The second possible reaction is what I want to see happen, what I think needs to happen, but which would be a long and arduous slog and, really, probably isn’t going to happen in any immediate or straightforward way. Journalists can not care about keeping up at all. They can say goodbye to the hype culture that has served them so well for decades but which, really, was always dependent on the self-serving dripfeed from corporate publishers. They could stop trying to provide informed consumer advice for people who purchase a game on day one, because people who buy a game on day one (self included) are already not making an informed decision; we are making a decision based on marketing and brand loyalty, reviews or not. They can foster a readership that is less concerned with immediate reactions and more with reviews as actual, considered evaluations of creative works. Topical, but not immediate. A readership happy to read a review a week or two after a game’s release.
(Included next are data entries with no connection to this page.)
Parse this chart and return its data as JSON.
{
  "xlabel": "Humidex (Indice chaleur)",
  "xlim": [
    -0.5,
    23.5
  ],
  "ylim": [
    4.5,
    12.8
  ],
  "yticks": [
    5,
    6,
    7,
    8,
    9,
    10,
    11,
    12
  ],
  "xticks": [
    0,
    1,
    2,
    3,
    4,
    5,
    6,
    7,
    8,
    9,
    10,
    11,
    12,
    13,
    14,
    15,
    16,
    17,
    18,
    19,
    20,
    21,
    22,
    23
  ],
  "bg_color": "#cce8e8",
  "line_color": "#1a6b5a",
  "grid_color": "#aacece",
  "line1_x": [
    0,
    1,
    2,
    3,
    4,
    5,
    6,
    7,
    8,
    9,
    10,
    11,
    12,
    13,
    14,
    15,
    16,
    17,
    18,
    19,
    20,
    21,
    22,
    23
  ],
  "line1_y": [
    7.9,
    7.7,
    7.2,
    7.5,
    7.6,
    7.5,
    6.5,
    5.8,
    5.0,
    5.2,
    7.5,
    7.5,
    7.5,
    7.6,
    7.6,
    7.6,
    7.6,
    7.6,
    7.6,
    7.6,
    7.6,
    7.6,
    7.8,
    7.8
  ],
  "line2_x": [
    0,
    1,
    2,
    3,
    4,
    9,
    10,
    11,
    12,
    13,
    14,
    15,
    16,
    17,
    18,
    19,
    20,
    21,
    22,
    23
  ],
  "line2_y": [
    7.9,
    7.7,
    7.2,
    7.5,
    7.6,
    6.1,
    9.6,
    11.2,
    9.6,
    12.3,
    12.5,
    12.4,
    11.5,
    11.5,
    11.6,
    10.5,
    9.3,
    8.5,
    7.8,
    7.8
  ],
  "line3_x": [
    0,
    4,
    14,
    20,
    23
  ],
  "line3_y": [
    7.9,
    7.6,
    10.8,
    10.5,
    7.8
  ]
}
This could quite well mean losing a bunch of their current readers. But perhaps it could cultivate a different readership.
Youtubers and streamers will always be more enthusiastic than the enthusiast press. Those readers who solely want enthusiasm will leave (are leaving) the press for the youtubers and streamers. I want to see a cultural shift in the game journalism discourse that adapts to this by abandoning that audience altogether and instead fosters one less concerned with what is coming out tomorrow and more with thinking about, for a little bit longer, what came out this week or fortnight or month. Unsurprisingly, this is something that was a lot easier to do when game journalism existed in monthly magazines and not the 24/7 news-diarrhoea of the internet.
I argue this from my own self-serving perspective of more considered takes being what I want to read, and hype culture being what I want to see dismantled—what I think needs to be dismantled before we can really begin to start preserving and maturing videogames as cultural works and not just commercial products. But I also think it’s the only real way game journalism can survive in a world where dudes who shout at a face-cam on youtube are much more immediately ‘useful’ for big publishers than critics. The enthusiast audience is lost. The post-enthusiast press (lol sorry) needs to adapt to and essentially create for itself a readership that is happy to read about a game a week after it comes out. Such a move would lessen game journalism’s dependency on publishers (increasingly a one way street), and it would essentially be more pro-consumer than one that pedals in and lives off hype culture, because hype culture is only ever anti-consumer.
As my second tweet said much better than my first tweet, Maybe the whole culture of feeling pressured to buy a game the day it comes out is fundamentally broken & only profits publishers. It used to profit journalists too! But increasingly that’s not the case, as Bethesda’s move makes abundantly clear. I would like to see that culture abandoned by game journalism, and I think game journalism needs to abandon it they are to survive the rise of influencers looking to just entertain.